L'absence des intimés en cause d'appel ne permet pas à la cour de disposer des pièces pénales évoquées par le premier juge, notamment du rapport d'expertise.
Cependant, force est de constater, au regard des pièces produites par Mme [Z] :
- que, dans le cadre des travaux de rénovation de sa villa, la société Tennessee, alors représentée par un autre gérant que M. [X] [T], a conclu le 5 mars 2019 un acte d'engagement avec la société NFI Travaux Divers portant sur un montant de 649.109,62 euros, tandis que la mission d'architecte confiée le 11 décembre 2017 à la SELARL Architecture AD, représentée par Mme [Z], s'élevait à 36.750 euros,
- que les travaux en cause ont été réceptionnés sans réserves le 23 octobre 2019 en présence du représentant du maître d'ouvrage, de Mme [Z] et de MM. [F] et [L], représentants de la société NFI Travaux Divers,
- que, par jugement du 10 octobre 2024, le tribunal correctionnel de [Localité 1] a relaxé Mme [Z], la SELARL Architecture AD, M. [F] et la société NFI Travaux divers de l'ensemble des faits d'escroquerie et de faux qui leur étaient reprochés sur la période courant du 11 décembre 2017 au 3 juillet 2021, soit sur une période étrangement postérieure à la réception des travaux sans réserves,
- que M. [T] et la société Tennessee ont été déboutés de leurs demandes en qualité de parties civiles, compte tenu de la relaxe,
- que la société Tennessee s'est désistée de l'appel qu'elle avait formé à l'encontre de ce jugement, ce désistement ayant été constaté par ordonnance du président de la chambre des appels correctionnels en date du 6 novembre 2025.
En l'absence d'appel du ministère public à l'encontre du jugement de relaxe rendu le 10 octobre 2024, M. [T] et la SARL Tennessee ne sont plus en mesure de se prévaloir d'une créance paraissant fondée en son principe, qui constitue l'une des deux conditions cumulatives permettant de procéder à des saisies conservatoires.
En conséquence, il convient d'ordonner la mainlevée des saisies conservatoires opérées le 29 avril 2024, sans qu'il soit nécessaire de statuer préalablement sur la demande de rétractation de l'ordonnance du 16 avril 2024, cette demande devenant sans objet en raison de la mainlevée ordonnée.

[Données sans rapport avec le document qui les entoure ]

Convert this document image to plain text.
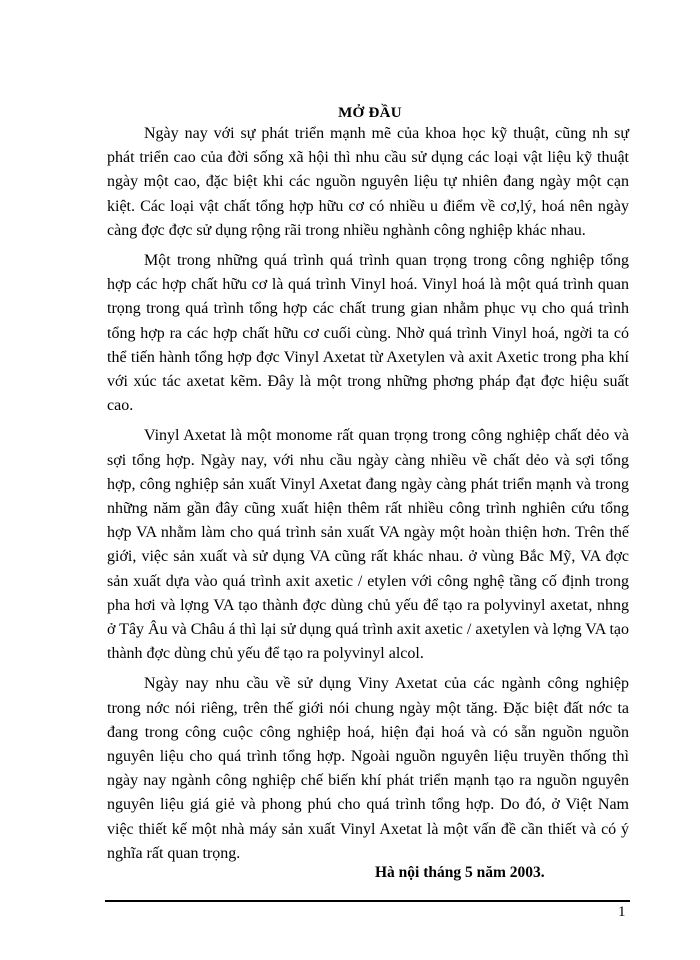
MỞ ĐẦU

Ngày nay với sự phát triển mạnh mẽ của khoa học kỹ thuật, cũng nh sự phát triển cao của đời sống xã hội thì nhu cầu sử dụng các loại vật liệu kỹ thuật ngày một cao, đặc biệt khi các nguồn nguyên liệu tự nhiên đang ngày một cạn kiệt. Các loại vật chất tổng hợp hữu cơ có nhiều u điểm về cơ,lý, hoá nên ngày càng đợc đợc sử dụng rộng rãi trong nhiều nghành công nghiệp khác nhau.

Một trong những quá trình quá trình quan trọng trong công nghiệp tổng hợp các hợp chất hữu cơ là quá trình Vinyl hoá. Vinyl hoá là một quá trình quan trọng trong quá trình tổng hợp các chất trung gian nhằm phục vụ cho quá trình tổng hợp ra các hợp chất hữu cơ cuối cùng. Nhờ quá trình Vinyl hoá, ngời ta có thể tiến hành tổng hợp đợc Vinyl Axetat từ Axetylen và axit Axetic trong pha khí với xúc tác axetat kẽm. Đây là một trong những phơng pháp đạt đợc hiệu suất cao.

Vinyl Axetat là một monome rất quan trọng trong công nghiệp chất dẻo và sợi tổng hợp. Ngày nay, với nhu cầu ngày càng nhiều về chất dẻo và sợi tổng hợp, công nghiệp sản xuất Vinyl Axetat đang ngày càng phát triển mạnh và trong những năm gần đây cũng xuất hiện thêm rất nhiều công trình nghiên cứu tổng hợp VA nhằm làm cho quá trình sản xuất VA ngày một hoàn thiện hơn. Trên thế giới, việc sản xuất và sử dụng VA cũng rất khác nhau. ở vùng Bắc Mỹ, VA đợc sản xuất dựa vào quá trình axit axetic / etylen với công nghệ tầng cố định trong pha hơi và lợng VA tạo thành đợc dùng chủ yếu để tạo ra polyvinyl axetat, nhng ở Tây Âu và Châu á thì lại sử dụng quá trình axit axetic / axetylen và lợng VA tạo thành đợc dùng chủ yếu để tạo ra polyvinyl alcol.

Ngày nay nhu cầu về sử dụng Viny Axetat của các ngành công nghiệp trong nớc nói riêng, trên thế giới nói chung ngày một tăng. Đặc biệt đất nớc ta đang trong công cuộc công nghiệp hoá, hiện đại hoá và có sẵn nguồn nguồn nguyên liệu cho quá trình tổng hợp. Ngoài nguồn nguyên liệu truyền thống thì ngày nay ngành công nghiệp chế biến khí phát triển mạnh tạo ra nguồn nguyên nguyên liệu giá giẻ và phong phú cho quá trình tổng hợp. Do đó, ở Việt Nam việc thiết kế một nhà máy sản xuất Vinyl Axetat là một vấn đề cần thiết và có ý nghĩa rất quan trọng.

Hà nội tháng 5 năm 2003.
1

Sur les dépens et l'article 700 du code de procédure civile :
En vertu des articles 696 et 700 du code de procédure civile, la partie perdante est condamnée, d'une part, aux dépens, à moins que le juge, par décision motivée, n'en mette la totalité ou une fraction à la charge d'une autre partie et, d'autre part, à payer à l'autre partie la somme qu'il détermine, au titre des frais exposés et non compris dans les dépens.
En l'espèce, M. [T] et la SARL Tennessee, qui succombent dans leurs prétentions, seront condamnés in solidum aux entiers dépens de première instance et d'appel et subséquemment déboutés de leur demande au titre des frais irrépétibles.
Le jugement déféré sera réformé en ce sens.
En outre, l'équité commande de les condamner in solidum à payer à Mme [Z] la somme de 3.000 euros au titre des frais irrépétibles qu'elle a été contrainte d'engager.